Keep asking until your idea is clear to you.
Reichenstein is CEO and founder of iA, the maker of iA Writer. One of its features helps writers track facts and quotes from external sources. Reichenstein suggests using it to track AI-generated contributions:
What if the ChatGPT generated something useful that I want to keep? Paste it as a note Marked as AI. Use quotes, use markup, and note its origin. … iA Writer greys out text that you marked as AI so you can always discern what is yours and what isn’t.
It’s a good reminder that you can design personal workflows to use technology in ways that serve you best. What do you want AI to do for you? And as a product designer, how might you build this philosophy into your AI-mediated features?
Doctors Use A.I. Chatbots to Help Fight Insurance Denials
∞ Jul 28, 2024In The New York Times, Teddy Rosenbluth reports on doctors using AI tools to automate their fight with insurance companies’ (automated) efforts to refuse or delay payment:
Doctors and their staff spend an average of 12 hours a week submitting prior-authorization requests, a process widely considered burdensome and detrimental to patient health among physicians surveyed by the American Medical Association.

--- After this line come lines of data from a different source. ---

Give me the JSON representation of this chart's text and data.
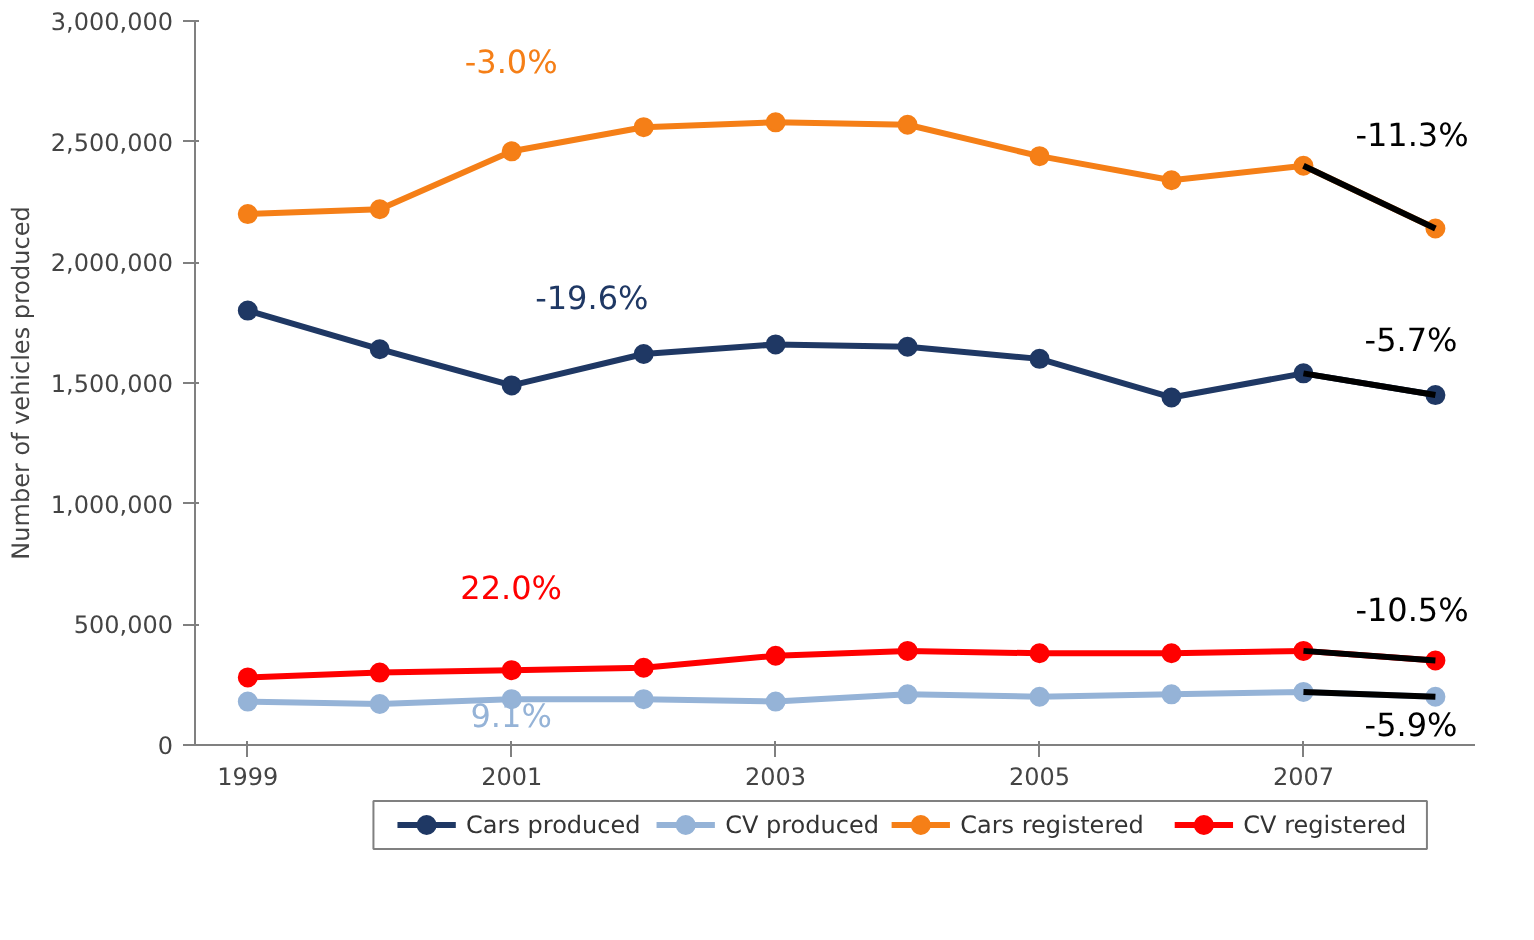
{
  "chart_data": {
    "type": "line",
    "ylabel": "Number of vehicles produced",
    "x": [
      1999,
      2000,
      2001,
      2002,
      2003,
      2004,
      2005,
      2006,
      2007,
      2008
    ],
    "series": [
      {
        "name": "Cars produced",
        "color": "#1f3864",
        "values": [
          1800000,
          1640000,
          1490000,
          1620000,
          1660000,
          1650000,
          1600000,
          1440000,
          1540000,
          1450000
        ]
      },
      {
        "name": "CV produced",
        "color": "#95b3d7",
        "values": [
          180000,
          170000,
          190000,
          190000,
          180000,
          210000,
          200000,
          210000,
          220000,
          200000
        ]
      },
      {
        "name": "Cars registered",
        "color": "#f57f17",
        "values": [
          2200000,
          2220000,
          2460000,
          2560000,
          2580000,
          2570000,
          2440000,
          2340000,
          2400000,
          2140000
        ]
      },
      {
        "name": "CV registered",
        "color": "#ff0000",
        "values": [
          280000,
          300000,
          310000,
          320000,
          370000,
          390000,
          380000,
          380000,
          390000,
          350000
        ]
      },
      {
        "color": "#000000",
        "values": [
          null,
          null,
          null,
          null,
          null,
          null,
          null,
          null,
          1540000,
          1450000
        ],
        "marker": "none"
      },
      {
        "color": "#000000",
        "values": [
          null,
          null,
          null,
          null,
          null,
          null,
          null,
          null,
          220000,
          200000
        ],
        "marker": "none"
      },
      {
        "color": "#000000",
        "values": [
          null,
          null,
          null,
          null,
          null,
          null,
          null,
          null,
          2400000,
          2140000
        ],
        "marker": "none"
      },
      {
        "color": "#000000",
        "values": [
          null,
          null,
          null,
          null,
          null,
          null,
          null,
          null,
          390000,
          350000
        ],
        "marker": "none"
      }
    ],
    "annotations": [
      "-19.6%",
      "9.1%",
      "-3.0%",
      "22.0%",
      "-5.7%",
      "-5.9%",
      "-11.3%",
      "-10.5%"
    ],
    "xlim": [
      1998.6,
      2008.3
    ],
    "xticks": [
      1999,
      2001,
      2003,
      2005,
      2007
    ],
    "ylim": [
      0,
      3000000
    ],
    "yticks": [
      0,
      {
        "value": 500000,
        "label": "500,000"
      },
      {
        "value": 1000000,
        "label": "1,000,000"
      },
      {
        "value": 1500000,
        "label": "1,500,000"
      },
      {
        "value": 2000000,
        "label": "2,000,000"
      },
      {
        "value": 2500000,
        "label": "2,500,000"
      },
      {
        "value": 3000000,
        "label": "3,000,000"
      }
    ],
    "marker": "circle",
    "line_style": "solid",
    "grid": false,
    "legend": "bottom"
  }
}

With the help of ChatGPT, Dr. Tward now types in a couple of sentences, describing the purpose of the letter and the types of scientific studies he wants referenced, and a draft is produced in seconds.
Then, he can tell the chatbot to make it four times longer. “If you’re going to put all kinds of barriers up for my patients, then when I fire back, I’m going to make it very time consuming,” he said.
I admire the dash of spite in this effort! But is this an example of tech leveling the playing field, or part of an AI-weaponized red-tape arms race that no one can win?